Di salah satu kelas, dia menggunakan karakter Dr Manhattan yang mengklaim bahwa segala sesuatu termasuk psikologi manusia ditentukan oleh hukum sebab akibat fisika.
Bartel menggunakannya untuk
mengajarkan teori determinisme dan kebebasan berkehendak dan tanggung jawab
moral.
Menurut Bartel, kuliahnya di bidang
Filsafat, Sastra, Film dan Komik merupakan "alat merekrut yang
fantastik".
Dan, katanya, lebih banyak mahasiswa
sekarang mengambil spesialisasi di bidang filsafat daripada mahasiswa di bidang
lainnya.
Tanggung
jawab besar
Jika Anda punya kekuatan adidaya apa
tanggung jawab lebih besar
Bagi Christopher Robichaud yang
mengajarkan etika dan filsafat politik di Kennedy School of Government, Harvard
University dan Tufts University, eksperimen pemikiran berdasarkan superhero
dapat membantu orang memahami dilema etika dengan cara yang mudah.

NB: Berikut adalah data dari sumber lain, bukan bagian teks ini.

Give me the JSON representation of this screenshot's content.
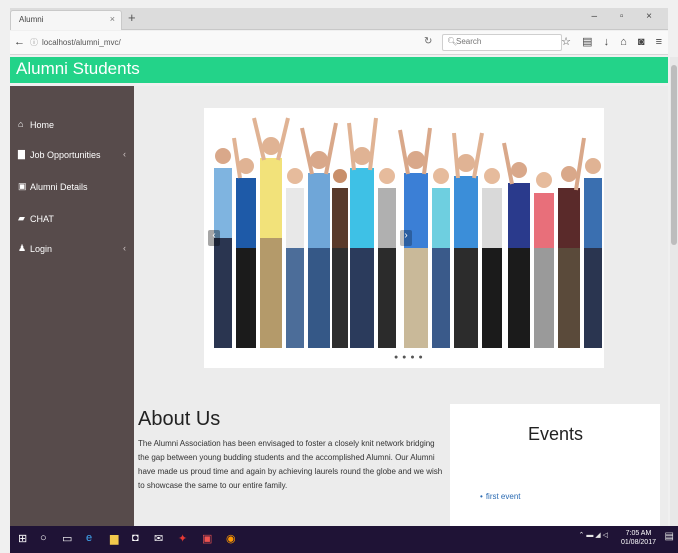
{
  "browser": {
    "tab_title": "Alumni",
    "tab_close": "×",
    "new_tab": "+",
    "window_controls": [
      "–",
      "▫",
      "×"
    ],
    "url": "localhost/alumni_mvc/",
    "search_placeholder": "Search",
    "toolbar_icons": [
      "star-icon",
      "library-icon",
      "download-icon",
      "home-icon",
      "pocket-icon",
      "menu-icon"
    ]
  },
  "site": {
    "title": "Alumni Students"
  },
  "sidebar": {
    "items": [
      {
        "label": "Home",
        "icon": "home-icon",
        "has_submenu": false
      },
      {
        "label": "Job Opportunities",
        "icon": "briefcase-icon",
        "has_submenu": true
      },
      {
        "label": "Alumni Details",
        "icon": "id-card-icon",
        "has_submenu": false
      },
      {
        "label": "CHAT",
        "icon": "chat-icon",
        "has_submenu": false
      },
      {
        "label": "Login",
        "icon": "user-icon",
        "has_submenu": true
      }
    ]
  },
  "about": {
    "heading": "About Us",
    "body": "The Alumni Association has been envisaged to foster a closely knit network bridging the gap between young budding students and the accomplished Alumni. Our Alumni have made us proud time and again by achieving laurels round the globe and we wish to showcase the same to our entire family."
  },
  "events": {
    "heading": "Events",
    "items": [
      "first event"
    ]
  },
  "taskbar": {
    "time": "7:05 AM",
    "date": "01/08/2017"
  },
  "colors": {
    "header": "#23d389",
    "sidebar": "#574b4b",
    "taskbar": "#1f1336",
    "link": "#2a6ab2"
  }
}
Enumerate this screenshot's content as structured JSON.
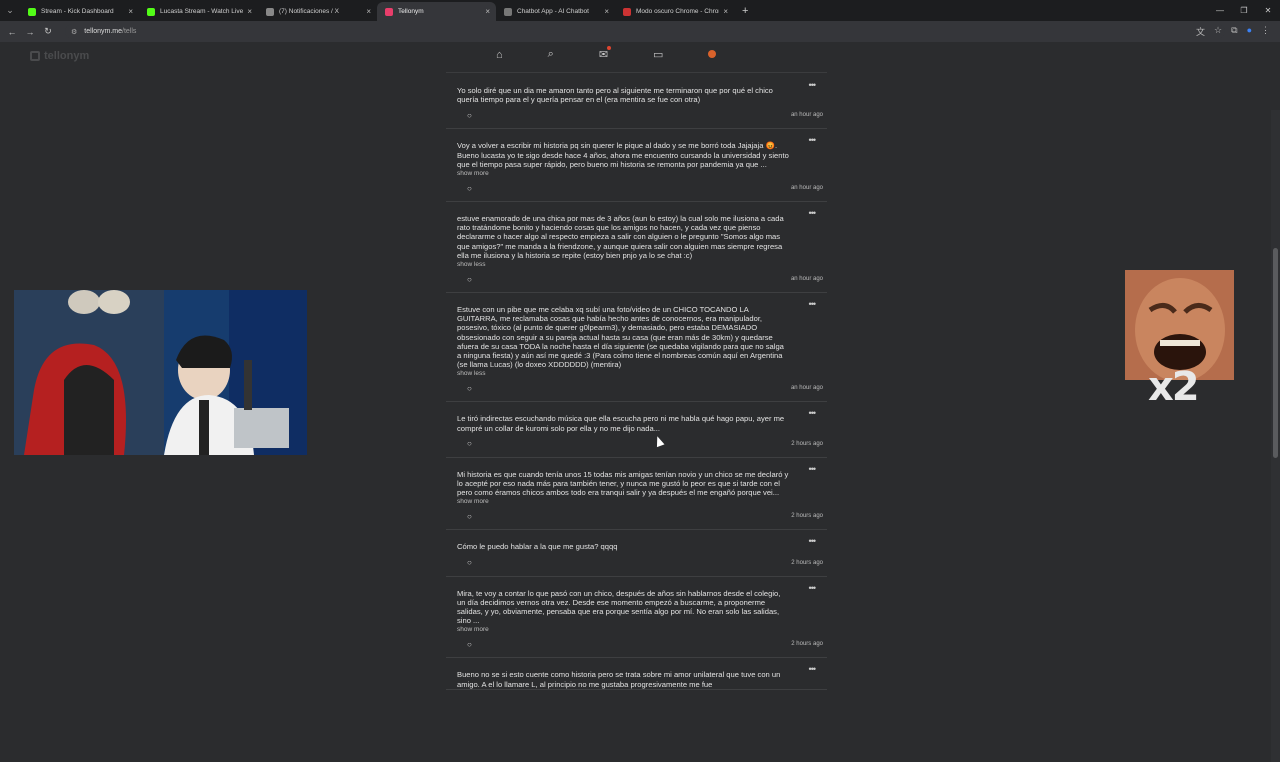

Misalnya bayangkan bahwa Anda Peter
Parker alias Spider-Man dan Anda baru saja menemukan diri ini memiliki kekuatan
adidaya.
Apakah Anda memiliki kewajiban moral
menggunakan kekuatan baru itu untuk membantu orang lain?
Dalam esai yang sudah diterbitkan,
Robichaud menggunakan pertanyaan sama untuk mengkaji "consequentialism"
sebuah pendekatan kepada moralitas yang mempertimbangkan kebenaran dan
kesalahan itu berdasarkan tindakan karena semata-mata hasilnya.
Penganut "consequentialist"
akan berpendapat bahwa Peter Parker memiliki tanggung jawab moral menjadi
Spider-Man karena keputusannya akan membawa banyak kebaikan.
Namun Peter Parker juga seorang
ilmuwan trampil sehingga bagi "non-consequentialist" bisa
berpendapat bahwa memenuhi karirnya sebagai ilmuwan sama validnya jika dia
memilihnya. Mungkin sebagai Spider-Man sudah di atas segalanya dan melampaui
tuntutan kewajiban, jawabannya adalah samar-samar.
Perbincangan tidak berakhir dengan
superhero tentu saja. Robichaud mendesak para mahasiswa untuk mengambil
kerangka yang telah mereka pelajari dan menerapkannya dalam kehidupan pribadi
dan profesional.
Memasukkan superhero kedalam
kurikulum filsafat bukan berarti bebas kritik.
Robichaud tidak dapat bersabar
terhadap kritik yang mengatakan karyanya mempermurah tradisi studi filsafat.
"Studi filsafat yang saya
lakukan yakni filsafat analisis menggunakan pemikiran eksperimen sepanjang
waktu. Jika sebagai contoh diambil dari fiksi, dari budaya pop, sepanjang hal
itu sejalan dengan filsafat siapa peduli? Siapa peduli jika contohnya dari
Middlemarch atau Watchmen?" tanyanya.